Befreiendes Gebet. Zucconi geht besonders der Frage nach, warum Franz Jägerstätter den Kriegsdienst verweigert hat und woher er die Kraft dazu nahm. Für den Bauern aus St. Radegund war der Nationalsozialismus nicht nur eine politische Kraft, sondern „die Macht des Bösen“. Hitler griff nach den Seelen der Menschen. Darum ging es für Jägerstätter nicht nur um die Verweigerung des Kriegsdienstes, sondern gewissermaßen um einen spirituellen Kampf zwischen Gut und Böse (Seite 196), so Zucconi: Jägerstätters Kraft zum Widerstand lag allein im Glauben und in seiner Ausrichtung auf Gott. Nicht ob Jägerstätter eine Handlung vor sich selbst verantworten könne, war die Frage, sondern ob sein Handeln gottgefällig ist (Seite 203). Das Seelenheil ist ihm wichtiger als alles andere. Der geistige Kampf um die Gewissen und Herzen der Menschen, die vom bösen Geist des Nationalsozialismus verschluckt wurden, war nur mit geistigen Waffen zu führen, mit dem Gebet, erklärt Zucconi. Es ist in dieser Situa- tion für Jägerstätter der Schlüssel zur innerlichen Befreiung: Es nimmt die Angst. Zucconi weist darauf hin, dass die Fähigkeit, die Menschen in Angst zu halten, die stärkste Waffe der Nationalsozialisten war.

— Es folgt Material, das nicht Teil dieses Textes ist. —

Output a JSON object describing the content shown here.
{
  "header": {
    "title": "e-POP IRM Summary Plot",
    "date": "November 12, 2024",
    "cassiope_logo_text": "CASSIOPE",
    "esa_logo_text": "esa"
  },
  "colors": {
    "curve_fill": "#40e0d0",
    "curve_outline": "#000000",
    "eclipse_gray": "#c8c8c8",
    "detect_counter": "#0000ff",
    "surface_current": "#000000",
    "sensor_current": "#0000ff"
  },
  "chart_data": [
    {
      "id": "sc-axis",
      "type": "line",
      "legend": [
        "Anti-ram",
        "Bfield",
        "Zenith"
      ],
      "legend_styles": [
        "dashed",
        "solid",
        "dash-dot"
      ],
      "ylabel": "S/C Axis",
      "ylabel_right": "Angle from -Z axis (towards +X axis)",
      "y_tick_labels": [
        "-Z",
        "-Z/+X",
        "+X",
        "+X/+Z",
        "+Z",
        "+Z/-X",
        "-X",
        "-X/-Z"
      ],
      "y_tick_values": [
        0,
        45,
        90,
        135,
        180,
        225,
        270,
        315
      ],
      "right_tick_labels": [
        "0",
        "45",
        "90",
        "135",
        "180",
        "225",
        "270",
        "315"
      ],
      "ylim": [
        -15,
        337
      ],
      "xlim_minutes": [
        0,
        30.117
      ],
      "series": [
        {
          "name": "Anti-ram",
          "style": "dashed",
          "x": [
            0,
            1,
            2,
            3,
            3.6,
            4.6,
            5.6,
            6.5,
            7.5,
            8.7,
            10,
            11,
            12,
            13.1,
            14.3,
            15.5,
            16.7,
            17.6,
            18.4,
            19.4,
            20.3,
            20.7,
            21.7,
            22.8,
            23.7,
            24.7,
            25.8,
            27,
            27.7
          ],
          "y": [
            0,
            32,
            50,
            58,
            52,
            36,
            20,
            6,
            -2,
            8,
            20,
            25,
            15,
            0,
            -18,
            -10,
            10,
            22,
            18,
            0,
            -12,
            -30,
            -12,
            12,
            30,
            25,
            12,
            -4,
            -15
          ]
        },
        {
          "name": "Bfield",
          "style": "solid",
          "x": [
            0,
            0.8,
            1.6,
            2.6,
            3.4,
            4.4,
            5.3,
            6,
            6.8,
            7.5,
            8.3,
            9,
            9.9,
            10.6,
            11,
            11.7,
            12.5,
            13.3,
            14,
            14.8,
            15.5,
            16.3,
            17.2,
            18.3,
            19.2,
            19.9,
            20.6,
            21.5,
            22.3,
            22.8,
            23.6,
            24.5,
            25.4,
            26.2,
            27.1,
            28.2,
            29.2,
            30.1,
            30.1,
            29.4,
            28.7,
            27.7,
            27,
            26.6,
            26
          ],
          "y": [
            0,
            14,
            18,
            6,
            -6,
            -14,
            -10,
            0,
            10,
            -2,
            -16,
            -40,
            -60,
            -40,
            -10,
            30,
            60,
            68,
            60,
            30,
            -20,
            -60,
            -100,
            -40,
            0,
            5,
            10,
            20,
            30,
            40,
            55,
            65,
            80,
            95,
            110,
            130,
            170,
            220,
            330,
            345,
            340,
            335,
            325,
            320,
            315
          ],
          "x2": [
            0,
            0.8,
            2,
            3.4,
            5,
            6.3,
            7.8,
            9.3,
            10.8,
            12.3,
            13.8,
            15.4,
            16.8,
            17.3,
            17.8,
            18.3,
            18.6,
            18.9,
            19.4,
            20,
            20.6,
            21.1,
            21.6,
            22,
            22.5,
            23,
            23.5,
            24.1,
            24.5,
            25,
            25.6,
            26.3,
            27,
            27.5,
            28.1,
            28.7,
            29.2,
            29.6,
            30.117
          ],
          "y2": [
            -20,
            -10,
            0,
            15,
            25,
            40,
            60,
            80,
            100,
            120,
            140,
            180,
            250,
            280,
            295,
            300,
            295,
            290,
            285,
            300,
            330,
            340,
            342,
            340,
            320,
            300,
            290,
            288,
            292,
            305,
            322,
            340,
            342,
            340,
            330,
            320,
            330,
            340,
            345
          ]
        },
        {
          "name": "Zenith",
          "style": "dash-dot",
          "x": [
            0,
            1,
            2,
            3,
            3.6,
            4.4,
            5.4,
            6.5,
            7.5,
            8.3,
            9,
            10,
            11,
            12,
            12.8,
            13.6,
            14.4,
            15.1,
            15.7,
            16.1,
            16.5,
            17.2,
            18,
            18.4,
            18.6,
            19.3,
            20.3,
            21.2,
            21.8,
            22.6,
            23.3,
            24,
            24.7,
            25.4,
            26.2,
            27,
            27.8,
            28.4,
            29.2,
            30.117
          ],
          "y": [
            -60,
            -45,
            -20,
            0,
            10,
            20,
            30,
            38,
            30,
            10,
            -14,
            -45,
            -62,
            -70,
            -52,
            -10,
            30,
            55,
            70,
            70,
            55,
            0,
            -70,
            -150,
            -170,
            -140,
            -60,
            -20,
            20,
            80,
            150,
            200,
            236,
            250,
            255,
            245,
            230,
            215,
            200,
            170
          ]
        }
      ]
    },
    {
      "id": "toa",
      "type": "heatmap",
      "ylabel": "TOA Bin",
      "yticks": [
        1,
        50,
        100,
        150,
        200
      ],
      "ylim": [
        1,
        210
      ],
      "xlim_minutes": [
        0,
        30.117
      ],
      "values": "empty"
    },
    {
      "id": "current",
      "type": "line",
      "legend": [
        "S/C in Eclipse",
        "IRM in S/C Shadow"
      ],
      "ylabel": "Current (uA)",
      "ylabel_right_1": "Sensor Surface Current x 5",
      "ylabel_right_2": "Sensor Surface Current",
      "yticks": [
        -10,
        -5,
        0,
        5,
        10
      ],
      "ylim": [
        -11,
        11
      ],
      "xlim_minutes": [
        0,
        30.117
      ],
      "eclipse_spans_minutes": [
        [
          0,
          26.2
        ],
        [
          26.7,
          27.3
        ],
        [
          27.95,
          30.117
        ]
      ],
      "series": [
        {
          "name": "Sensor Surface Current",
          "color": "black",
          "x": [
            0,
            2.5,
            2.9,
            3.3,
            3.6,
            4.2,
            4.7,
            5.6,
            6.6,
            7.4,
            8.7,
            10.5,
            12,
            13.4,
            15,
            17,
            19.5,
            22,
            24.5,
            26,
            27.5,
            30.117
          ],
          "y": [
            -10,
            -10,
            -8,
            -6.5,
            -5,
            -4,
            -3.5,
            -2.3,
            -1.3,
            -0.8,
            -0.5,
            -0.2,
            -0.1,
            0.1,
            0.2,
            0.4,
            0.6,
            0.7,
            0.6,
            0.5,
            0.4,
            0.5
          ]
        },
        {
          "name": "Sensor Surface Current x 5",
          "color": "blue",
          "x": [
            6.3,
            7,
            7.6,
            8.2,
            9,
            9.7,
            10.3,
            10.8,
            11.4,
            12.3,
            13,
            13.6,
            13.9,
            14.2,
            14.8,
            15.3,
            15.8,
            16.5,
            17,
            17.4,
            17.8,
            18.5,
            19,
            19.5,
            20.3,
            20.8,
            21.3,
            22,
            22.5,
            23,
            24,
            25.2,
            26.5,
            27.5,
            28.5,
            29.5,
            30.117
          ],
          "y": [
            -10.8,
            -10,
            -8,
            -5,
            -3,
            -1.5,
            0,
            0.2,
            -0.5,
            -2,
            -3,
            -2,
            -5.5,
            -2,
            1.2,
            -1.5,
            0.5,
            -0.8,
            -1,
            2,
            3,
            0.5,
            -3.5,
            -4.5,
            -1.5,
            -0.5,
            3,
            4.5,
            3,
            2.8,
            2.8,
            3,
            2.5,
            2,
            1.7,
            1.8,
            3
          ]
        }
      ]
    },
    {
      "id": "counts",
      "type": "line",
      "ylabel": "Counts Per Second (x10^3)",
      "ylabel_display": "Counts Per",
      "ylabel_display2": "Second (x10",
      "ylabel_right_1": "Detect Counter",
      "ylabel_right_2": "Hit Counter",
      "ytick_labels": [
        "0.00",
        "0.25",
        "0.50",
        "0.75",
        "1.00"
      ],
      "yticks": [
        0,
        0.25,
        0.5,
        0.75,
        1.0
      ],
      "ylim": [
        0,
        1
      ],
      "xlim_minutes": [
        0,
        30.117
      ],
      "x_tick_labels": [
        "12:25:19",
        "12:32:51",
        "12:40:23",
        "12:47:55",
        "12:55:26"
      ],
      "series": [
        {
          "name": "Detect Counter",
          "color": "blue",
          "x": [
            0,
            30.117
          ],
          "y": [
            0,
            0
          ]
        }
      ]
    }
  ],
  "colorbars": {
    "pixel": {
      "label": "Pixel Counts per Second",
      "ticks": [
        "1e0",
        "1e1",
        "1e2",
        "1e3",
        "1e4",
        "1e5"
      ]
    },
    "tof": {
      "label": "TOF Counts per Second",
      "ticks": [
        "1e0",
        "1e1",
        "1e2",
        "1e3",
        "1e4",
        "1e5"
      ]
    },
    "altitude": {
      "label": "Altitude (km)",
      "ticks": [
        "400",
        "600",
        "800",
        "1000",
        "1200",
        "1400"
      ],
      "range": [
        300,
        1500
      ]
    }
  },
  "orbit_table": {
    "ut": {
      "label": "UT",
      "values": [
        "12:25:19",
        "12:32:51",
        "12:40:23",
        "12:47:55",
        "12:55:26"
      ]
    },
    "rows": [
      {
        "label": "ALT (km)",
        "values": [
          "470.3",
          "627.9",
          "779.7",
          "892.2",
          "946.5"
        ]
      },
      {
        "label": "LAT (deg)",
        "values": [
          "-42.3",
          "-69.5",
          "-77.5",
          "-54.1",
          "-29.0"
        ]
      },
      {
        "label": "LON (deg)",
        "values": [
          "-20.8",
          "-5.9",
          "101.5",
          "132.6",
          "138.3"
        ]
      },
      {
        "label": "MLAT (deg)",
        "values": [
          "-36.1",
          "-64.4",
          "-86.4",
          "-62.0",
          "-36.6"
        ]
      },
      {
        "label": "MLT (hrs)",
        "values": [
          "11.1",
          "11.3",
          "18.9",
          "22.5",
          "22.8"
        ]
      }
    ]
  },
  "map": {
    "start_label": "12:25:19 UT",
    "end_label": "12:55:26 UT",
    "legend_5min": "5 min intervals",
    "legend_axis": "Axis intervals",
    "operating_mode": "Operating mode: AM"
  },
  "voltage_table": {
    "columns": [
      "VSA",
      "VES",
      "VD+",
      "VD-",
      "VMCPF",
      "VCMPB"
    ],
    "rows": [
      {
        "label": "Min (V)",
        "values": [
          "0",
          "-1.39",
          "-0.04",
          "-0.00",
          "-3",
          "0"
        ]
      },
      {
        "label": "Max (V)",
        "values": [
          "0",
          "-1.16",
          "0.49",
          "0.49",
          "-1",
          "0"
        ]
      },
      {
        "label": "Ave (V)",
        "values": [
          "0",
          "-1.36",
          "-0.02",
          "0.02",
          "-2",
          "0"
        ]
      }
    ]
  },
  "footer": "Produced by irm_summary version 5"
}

Linzer Bischofskandidaten für Wien. Kirchengeschichtlich hochinteressant ist ein Kapitel Zucconis über die österreichische Kirche in den dreißiger Jahren. Er wertet dazu den Briefverkehr der Nuntiatur in Wien mit dem Vatikan aus, der erst seit Kurzem zugänglich und kaum bekannt ist. Dort ist unter anderem die Suche nach einem Nachfolger des 1932 verstorbenen Wiener Kardinals F. G. Piffl dokumentiert. Der Vatikan schlägt den Linzer Bischof Gföllner vor, auch von dem Nazi-Sympathisanten A. Hudal ist die Rede, ebenso von dem hoch geschätzten Linzer Regens W. Grosam. Schließlich fällt die Wahl auf Th. Innitzer, den ein Nunitus noch einige Jahre vorher als „gut, aber schwach“ charakterisierte.